Ahli makanan dunia Sainsbury Hennah Baseer mengatakan kepada MailOnline hari ini: 'Ramadhan menjadi tanggal kalender yang semakin penting bagi kita.
"Tahun ini kami sudah melihat peningkatan pelanggan yang membeli produk Asia dari toko kami. Peningkatan penjualan terutama bahan utama yang digunakan untuk memasak makanan selama bulan Ramadhan.
"Kami memiliki acara promosi Ramadan yang berlangsung di 270 toko sampai 21 Juli. Secara geografis, peningkatan terjadi khusus untuk toko yang memiliki proporsi dari pelanggan Muslim lebih tinggi.
Sementara itu, Tesco mengadakan promosi Ramadhan di lebih dari 300 toko di Inggris, dan mengatakan permintaan produk utama termasuk tepung chapati, minyak dan kurma naik sebesar 70 persen.
Seorang juru bicara mengatakan: "Ramadhan adalah waktu yang penting dalam kalender bagi banyak pelanggan kami dan rekan-rekan mereka dan mereka senang melihat teman-teman dan keluarga berkumpul bersama di meja makan.
'Makanan memainkan peran yang sangat signifikan selama bulan ini. Itulah mengapa kami bangga menawarkan berbagai makanan lezat dan produk untuk memenuhi kebutuhan pelanggan kami. "

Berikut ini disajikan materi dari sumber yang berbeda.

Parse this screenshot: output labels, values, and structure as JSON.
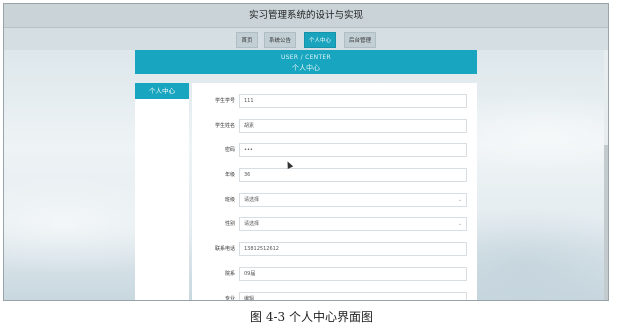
{
  "header": {
    "title": "实习管理系统的设计与实现"
  },
  "nav": {
    "items": [
      {
        "label": "首页",
        "active": false
      },
      {
        "label": "系统公告",
        "active": false
      },
      {
        "label": "个人中心",
        "active": true
      },
      {
        "label": "后台管理",
        "active": false
      }
    ]
  },
  "banner": {
    "en": "USER / CENTER",
    "cn": "个人中心"
  },
  "sidebar": {
    "items": [
      {
        "label": "个人中心"
      }
    ]
  },
  "form": {
    "fields": [
      {
        "label": "学生学号",
        "value": "111",
        "type": "text"
      },
      {
        "label": "学生姓名",
        "value": "胡素",
        "type": "text"
      },
      {
        "label": "密码",
        "value": "•••",
        "type": "password"
      },
      {
        "label": "年级",
        "value": "36",
        "type": "text"
      },
      {
        "label": "班级",
        "value": "请选择",
        "type": "select"
      },
      {
        "label": "性别",
        "value": "请选择",
        "type": "select"
      },
      {
        "label": "联系电话",
        "value": "13812512612",
        "type": "text"
      },
      {
        "label": "院系",
        "value": "09届",
        "type": "text"
      },
      {
        "label": "专业",
        "value": "编辑",
        "type": "text"
      }
    ]
  },
  "icons": {
    "select_arrow": "chevron-down-icon",
    "cursor": "mouse-pointer-icon"
  },
  "colors": {
    "accent": "#17a5bf",
    "header_bg": "#c9d3d8"
  },
  "caption": "图 4-3 个人中心界面图"
}
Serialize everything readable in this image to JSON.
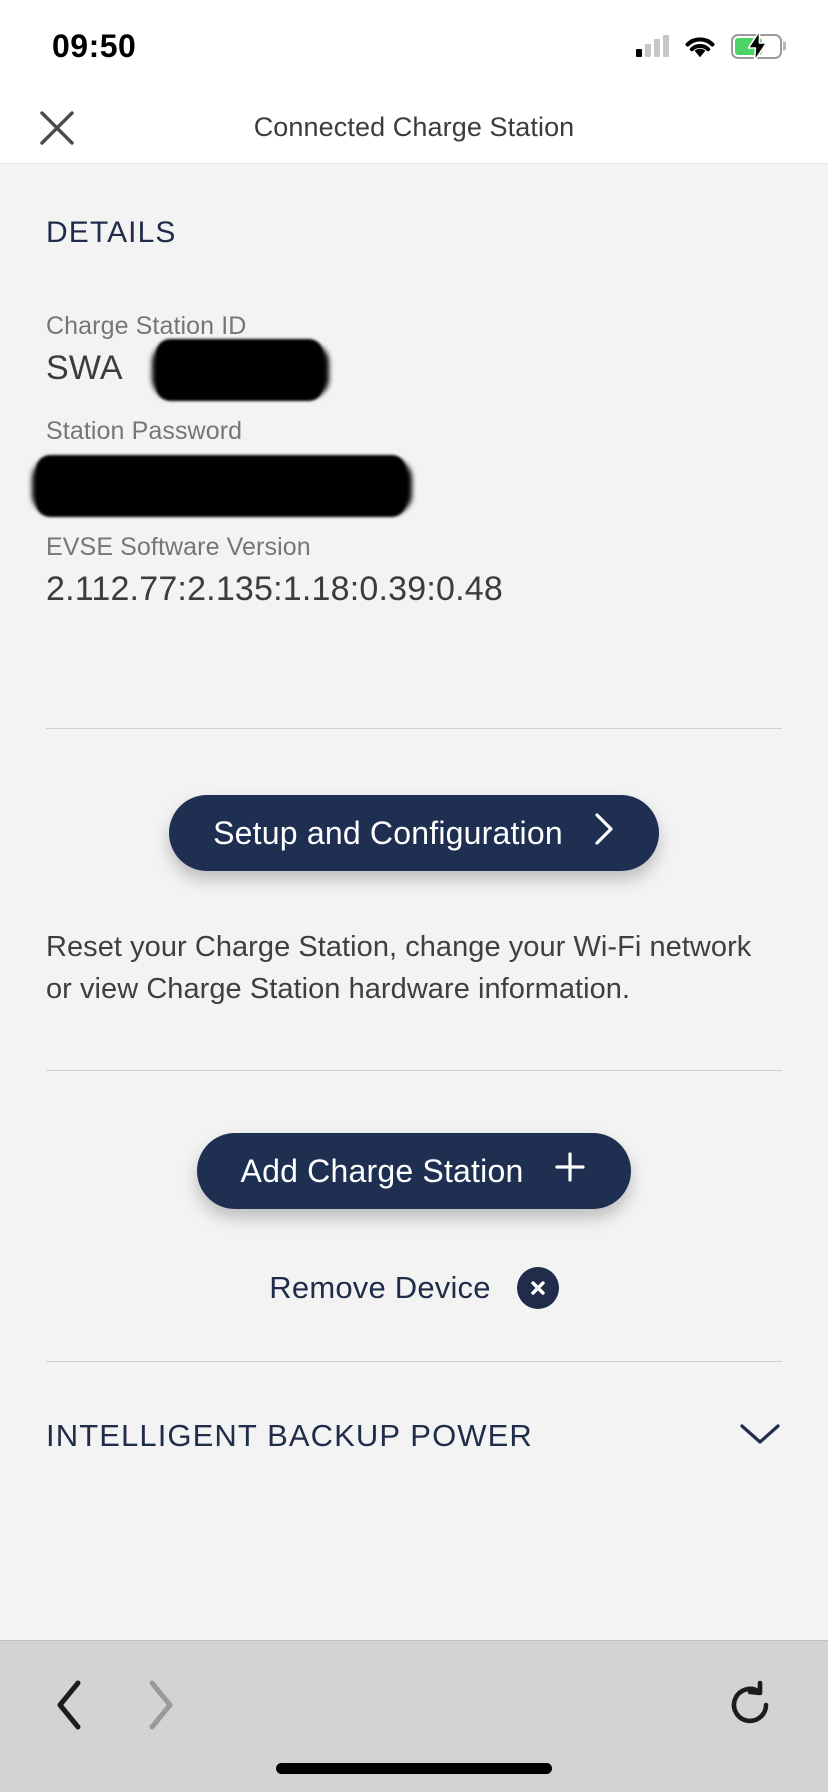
{
  "status_bar": {
    "time": "09:50",
    "signal_icon": "cellular-signal-icon",
    "signal_bars_total": 4,
    "signal_bars_filled": 1,
    "wifi_icon": "wifi-icon",
    "battery_icon": "battery-charging-icon",
    "battery_level_percent": 62,
    "battery_color": "#4cd267"
  },
  "header": {
    "close_icon": "close-icon",
    "title": "Connected Charge Station"
  },
  "details": {
    "section_title": "DETAILS",
    "fields": [
      {
        "label": "Charge Station ID",
        "value": "SWA",
        "redacted": true
      },
      {
        "label": "Station Password",
        "value": "",
        "redacted": true
      },
      {
        "label": "EVSE Software Version",
        "value": "2.112.77:2.135:1.18:0.39:0.48",
        "redacted": false
      }
    ]
  },
  "setup": {
    "button_label": "Setup and Configuration",
    "button_icon": "chevron-right-icon",
    "helper_text": "Reset your Charge Station, change your Wi-Fi network or view Charge Station hardware information."
  },
  "device_actions": {
    "add_label": "Add Charge Station",
    "add_icon": "plus-icon",
    "remove_label": "Remove Device",
    "remove_icon": "circle-x-icon"
  },
  "backup_power": {
    "title": "INTELLIGENT BACKUP POWER",
    "chevron_icon": "chevron-down-icon",
    "expanded": false
  },
  "browser_bar": {
    "back_icon": "chevron-left-icon",
    "back_enabled": true,
    "forward_icon": "chevron-right-icon",
    "forward_enabled": false,
    "reload_icon": "reload-icon"
  },
  "theme": {
    "accent_navy": "#1e2f52",
    "page_background": "#f3f3f3",
    "browser_bar_background": "#d3d3d3",
    "label_gray": "#767676"
  }
}
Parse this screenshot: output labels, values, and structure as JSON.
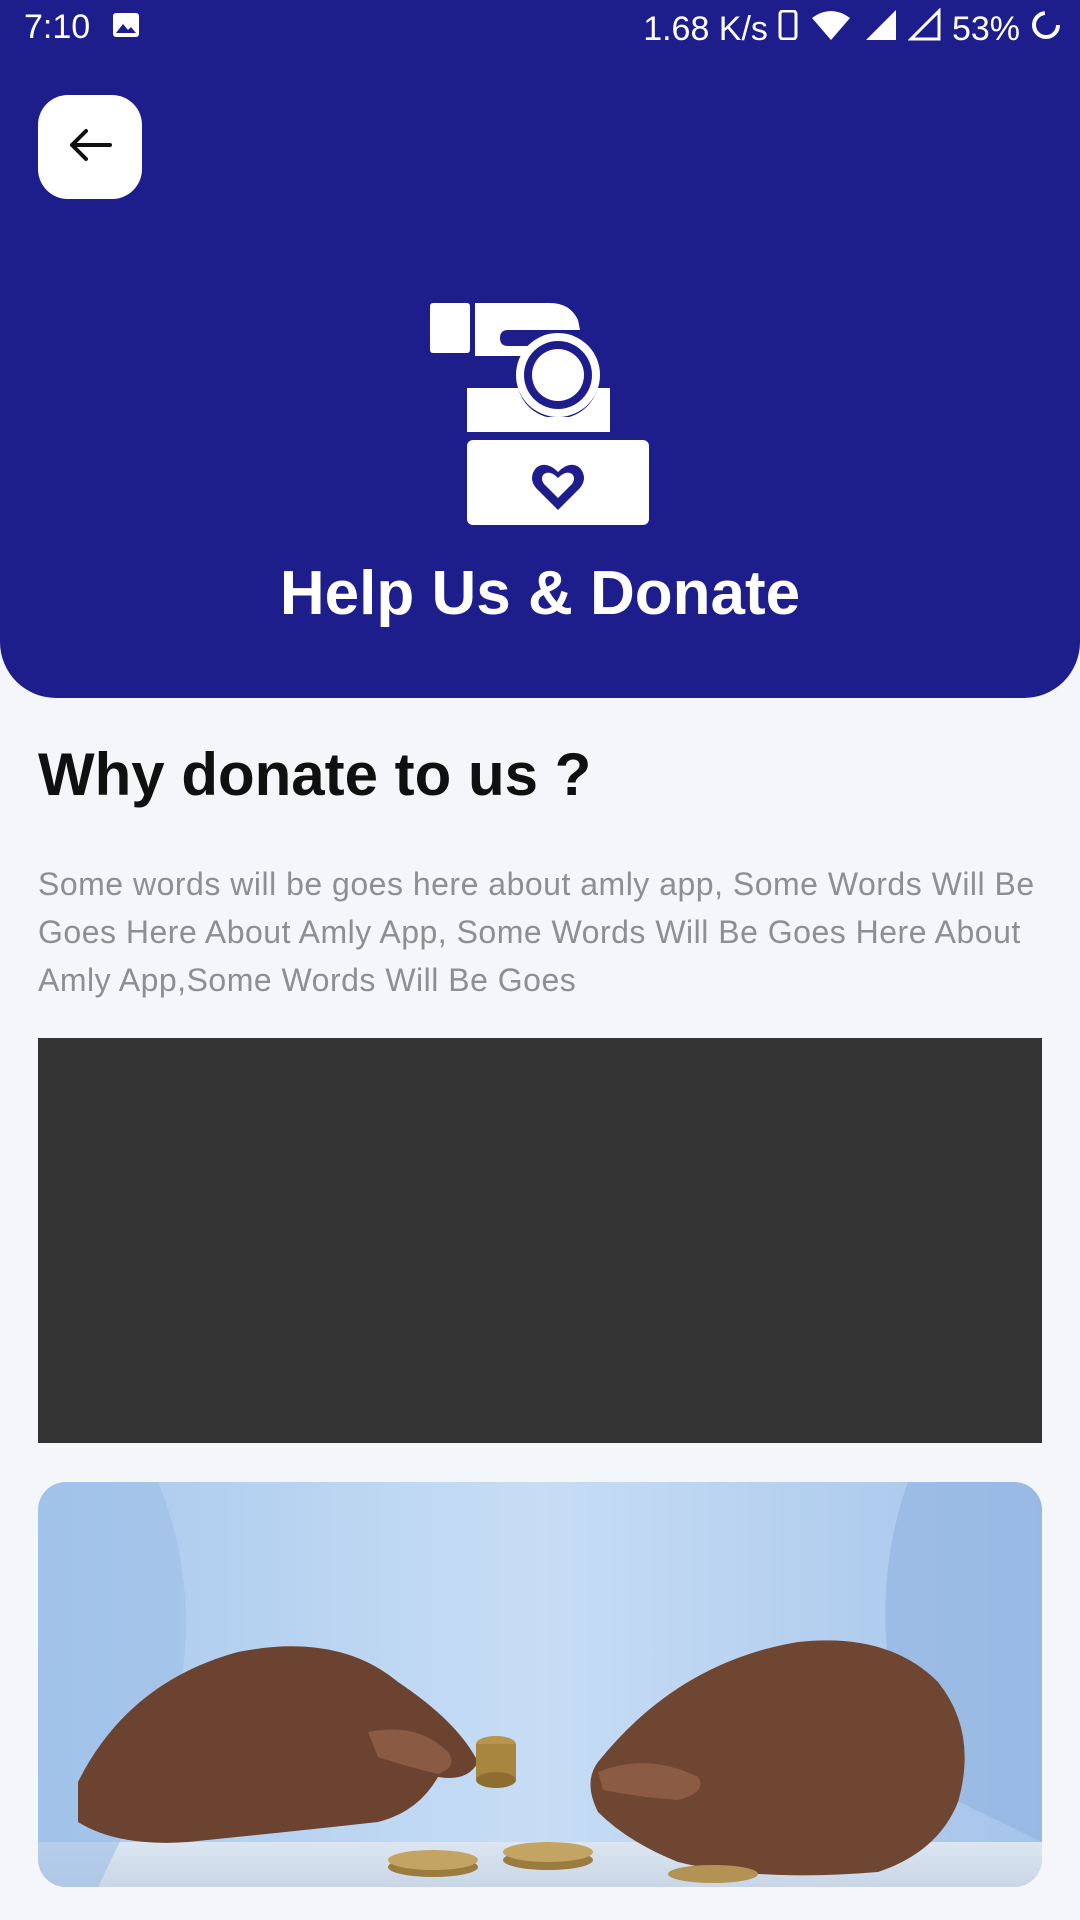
{
  "status_bar": {
    "time": "7:10",
    "network_speed": "1.68 K/s",
    "battery_percent": "53%",
    "icons": [
      "image-icon",
      "phone-icon",
      "wifi-icon",
      "signal-icon",
      "signal-icon",
      "battery-icon"
    ]
  },
  "header": {
    "back_icon": "arrow-left-icon",
    "hero_icon": "donation-box-icon",
    "title": "Help Us & Donate"
  },
  "content": {
    "heading": "Why donate to us ?",
    "description": "Some words will be goes here about amly app, Some Words Will Be Goes Here About Amly App, Some Words Will Be Goes Here About Amly App,Some Words Will Be Goes"
  },
  "media": {
    "video_placeholder": "video-player",
    "photo": "hands-stacking-coins-photo"
  },
  "colors": {
    "brand": "#1D1D8C",
    "background": "#F5F6F9",
    "text_primary": "#101010",
    "text_secondary": "#8E8E93",
    "video_bg": "#333333"
  }
}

Morrisons menyiapkan 80.000 kotak kurma selama bulan Ramadhan, dan juga mengalami peningkatan penjualan 40.000 per sen pada tiap 10kg beras Amira, yang dijual setengah harga untuk bulan Ramadhan.

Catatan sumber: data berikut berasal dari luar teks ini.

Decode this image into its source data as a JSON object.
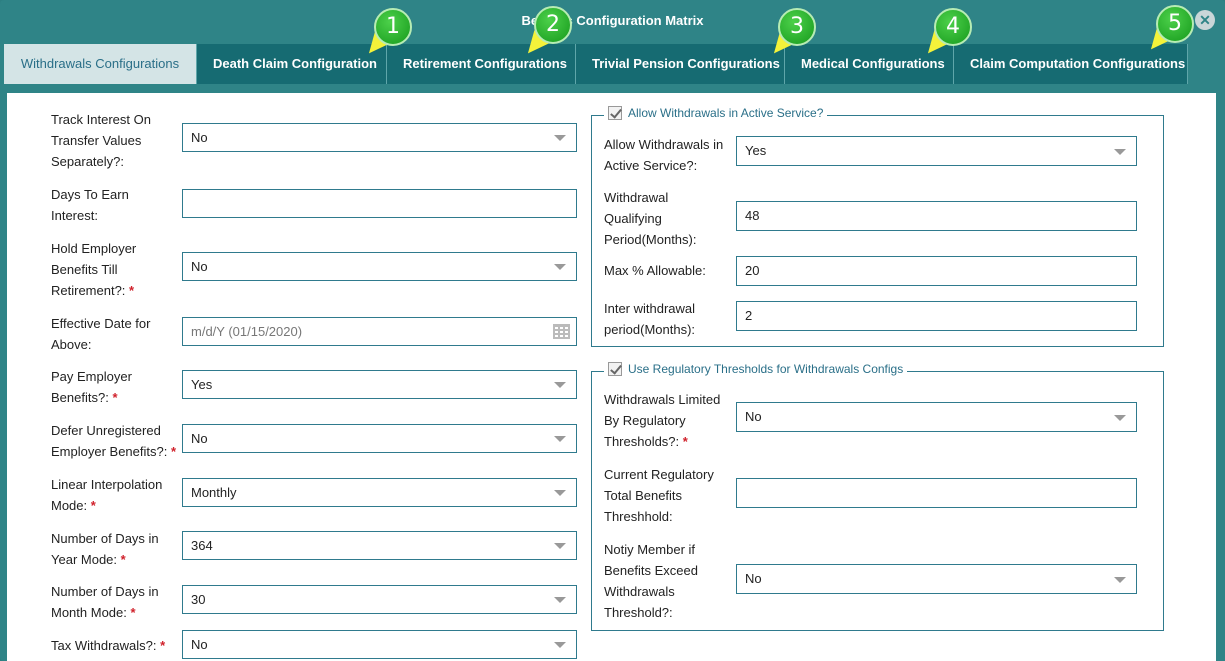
{
  "window": {
    "title": "Benefits Configuration Matrix",
    "close_glyph": "✕"
  },
  "tabs": [
    {
      "label": "Withdrawals Configurations"
    },
    {
      "label": "Death Claim Configuration"
    },
    {
      "label": "Retirement Configurations"
    },
    {
      "label": "Trivial Pension Configurations"
    },
    {
      "label": "Medical Configurations"
    },
    {
      "label": "Claim Computation Configurations"
    }
  ],
  "callouts": [
    "1",
    "2",
    "3",
    "4",
    "5"
  ],
  "left": {
    "track_interest": {
      "label": "Track Interest On Transfer Values Separately?:",
      "value": "No"
    },
    "days_to_earn": {
      "label": "Days To Earn Interest:",
      "value": ""
    },
    "hold_employer": {
      "label": "Hold Employer Benefits Till Retirement?:",
      "value": "No"
    },
    "effective_date": {
      "label": "Effective Date for Above:",
      "placeholder": "m/d/Y (01/15/2020)"
    },
    "pay_employer": {
      "label": "Pay Employer Benefits?:",
      "value": "Yes"
    },
    "defer_unregistered": {
      "label": "Defer Unregistered Employer Benefits?:",
      "value": "No"
    },
    "linear_interp": {
      "label": "Linear Interpolation Mode:",
      "value": "Monthly"
    },
    "days_in_year": {
      "label": "Number of Days in Year Mode:",
      "value": "364"
    },
    "days_in_month": {
      "label": "Number of Days in Month Mode:",
      "value": "30"
    },
    "tax_withdrawals": {
      "label": "Tax Withdrawals?:",
      "value": "No"
    }
  },
  "active_service_group": {
    "legend": "Allow Withdrawals in Active Service?",
    "checked": true,
    "allow": {
      "label": "Allow Withdrawals in Active Service?:",
      "value": "Yes"
    },
    "qualifying": {
      "label": "Withdrawal Qualifying Period(Months):",
      "value": "48"
    },
    "max_pct": {
      "label": "Max % Allowable:",
      "value": "20"
    },
    "inter_period": {
      "label": "Inter withdrawal period(Months):",
      "value": "2"
    }
  },
  "regulatory_group": {
    "legend": "Use Regulatory Thresholds for Withdrawals Configs",
    "checked": true,
    "limited": {
      "label": "Withdrawals Limited By Regulatory Thresholds?:",
      "value": "No"
    },
    "current_threshold": {
      "label": "Current Regulatory Total Benefits Threshhold:",
      "value": ""
    },
    "notify": {
      "label": "Notiy Member if Benefits Exceed Withdrawals Threshold?:",
      "value": "No"
    }
  },
  "required_marker": "*",
  "colors": {
    "header": "#2f8487",
    "tab_dark": "#166b72",
    "tab_active": "#d4e4e6",
    "callout": "#169a1c",
    "arrow": "#f4f23a",
    "required": "#d0212b"
  }
}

George Scott, konsultasi ritel Conlumino, mengatakan kepada The Times: "Dalam hal festival keagamaan, Ramadan menempati urutan kedua setelah Natal dan Paskah dalam hal keuntungan bagi pengecer makanan.
"Ini sangat menguntungkan. Ini adalah pasar yang berkembang karena negara ini menjadi lebih beragam – dan jika supermarket ingin memenangkan pelanggan, mereka harus memenuhi setiap selera '.

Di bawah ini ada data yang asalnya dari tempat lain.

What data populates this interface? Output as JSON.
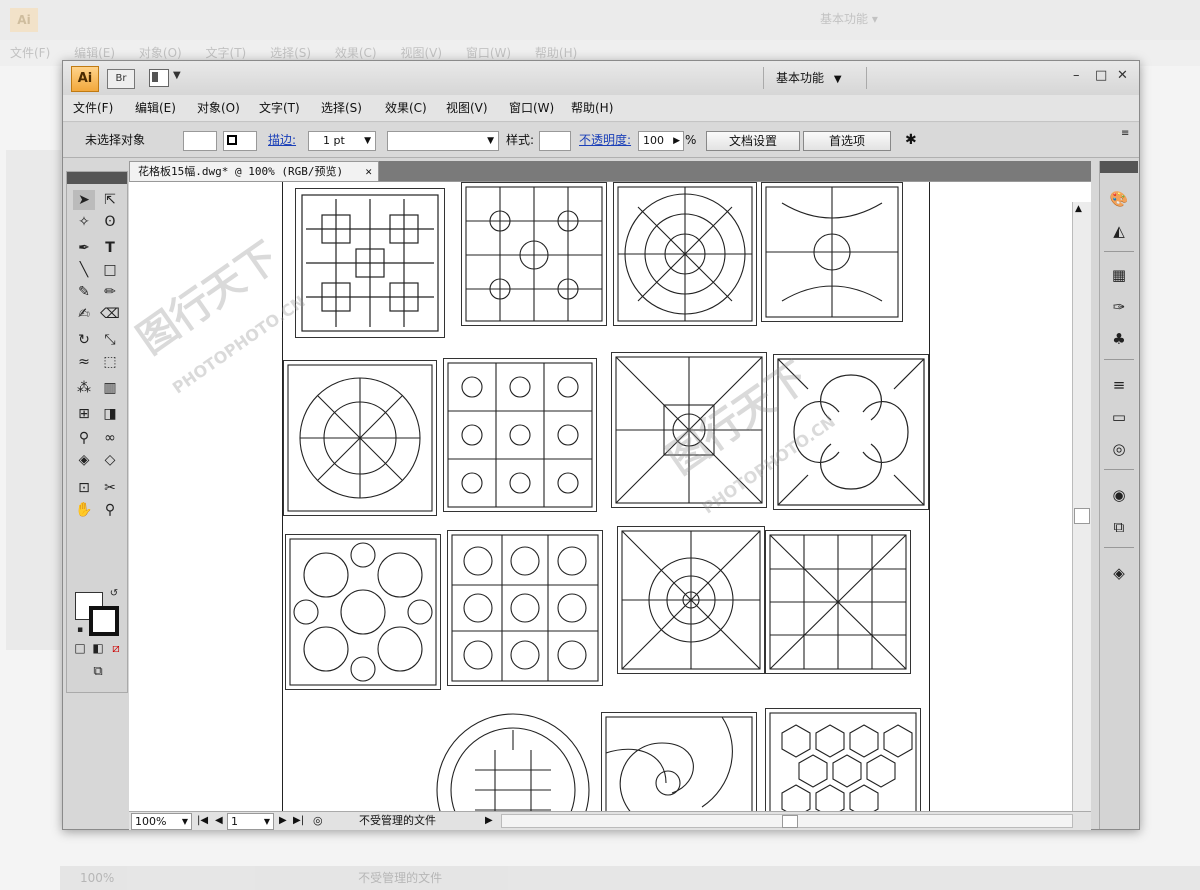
{
  "background": {
    "app_icon": "Ai",
    "workspace": "基本功能 ▾",
    "menu": [
      "文件(F)",
      "编辑(E)",
      "对象(O)",
      "文字(T)",
      "选择(S)",
      "效果(C)",
      "视图(V)",
      "窗口(W)",
      "帮助(H)"
    ],
    "status_zoom": "100%",
    "status_text": "不受管理的文件"
  },
  "titlebar": {
    "app_icon": "Ai",
    "bridge": "Br",
    "workspace": "基本功能",
    "minimize": "–",
    "maximize": "□",
    "close": "✕"
  },
  "menubar": {
    "items": [
      "文件(F)",
      "编辑(E)",
      "对象(O)",
      "文字(T)",
      "选择(S)",
      "效果(C)",
      "视图(V)",
      "窗口(W)",
      "帮助(H)"
    ]
  },
  "control": {
    "selection": "未选择对象",
    "stroke_label": "描边:",
    "stroke_value": "1 pt",
    "style_label": "样式:",
    "opacity_label": "不透明度:",
    "opacity_value": "100",
    "percent": "%",
    "doc_setup": "文档设置",
    "prefs": "首选项"
  },
  "document": {
    "tab_title": "花格板15幅.dwg* @ 100% (RGB/预览)",
    "tab_close": "✕"
  },
  "statusbar": {
    "zoom": "100%",
    "page": "1",
    "info": "不受管理的文件"
  },
  "watermark": {
    "brand": "图行天下",
    "sub": "PHOTOPHOTO.CN"
  },
  "tool_icons": [
    "selection-tool",
    "direct-selection-tool",
    "magic-wand-tool",
    "lasso-tool",
    "pen-tool",
    "type-tool",
    "line-tool",
    "rectangle-tool",
    "paintbrush-tool",
    "pencil-tool",
    "blob-brush-tool",
    "eraser-tool",
    "rotate-tool",
    "scale-tool",
    "warp-tool",
    "free-transform-tool",
    "symbol-sprayer-tool",
    "graph-tool",
    "mesh-tool",
    "gradient-tool",
    "eyedropper-tool",
    "blend-tool",
    "live-paint-tool",
    "live-paint-selection-tool",
    "artboard-tool",
    "slice-tool",
    "hand-tool",
    "zoom-tool"
  ],
  "panel_icons": [
    "color-panel-icon",
    "color-guide-icon",
    "swatches-icon",
    "brushes-icon",
    "symbols-icon",
    "stroke-icon",
    "gradient-icon",
    "transparency-icon",
    "appearance-icon",
    "graphic-styles-icon",
    "layers-icon"
  ]
}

Ramadan – dimana makan dan minum dilarang sejak matahari terbit sampai terbenam – diamati sebagai periode puasa untuk memperingati wahyu pertama Alquran kepada Nabi Muhammad.
NHS memperingatkan bahwa berpesta selama makan sahur dan berbuka benar-benar tidak sehat dan menyebabkan umat Islam mendapatkan berat badan yang meningkat. NHS merekomendasikan asupan makanan agar lebih sederhana, dan mirip dengan diet normal.
Anestesi berbasis Oxford, Dr Razeen Mahroof mengatakan: 'Pesan yang mendasari Ramadhan adalah disiplin diri dan pengendalian diri. Hal ini seharusnya tidak berantakan di akhir hari. "
Ramadhan tahun ini adalah yang paling menantang dalam beberapa dekade karena bulan suci ini bertepatan dengan Summer Solstice di belahan bumi utara untuk pertama kalinya dalam lebih dari 30 tahun.
Hari yang panjang berarti masa puasa Kamis lalu membentang hampir 19 jam di Inggris, dibandingkan dengan Timur Tengah yang berlangsung antara 15 dan 16 jam.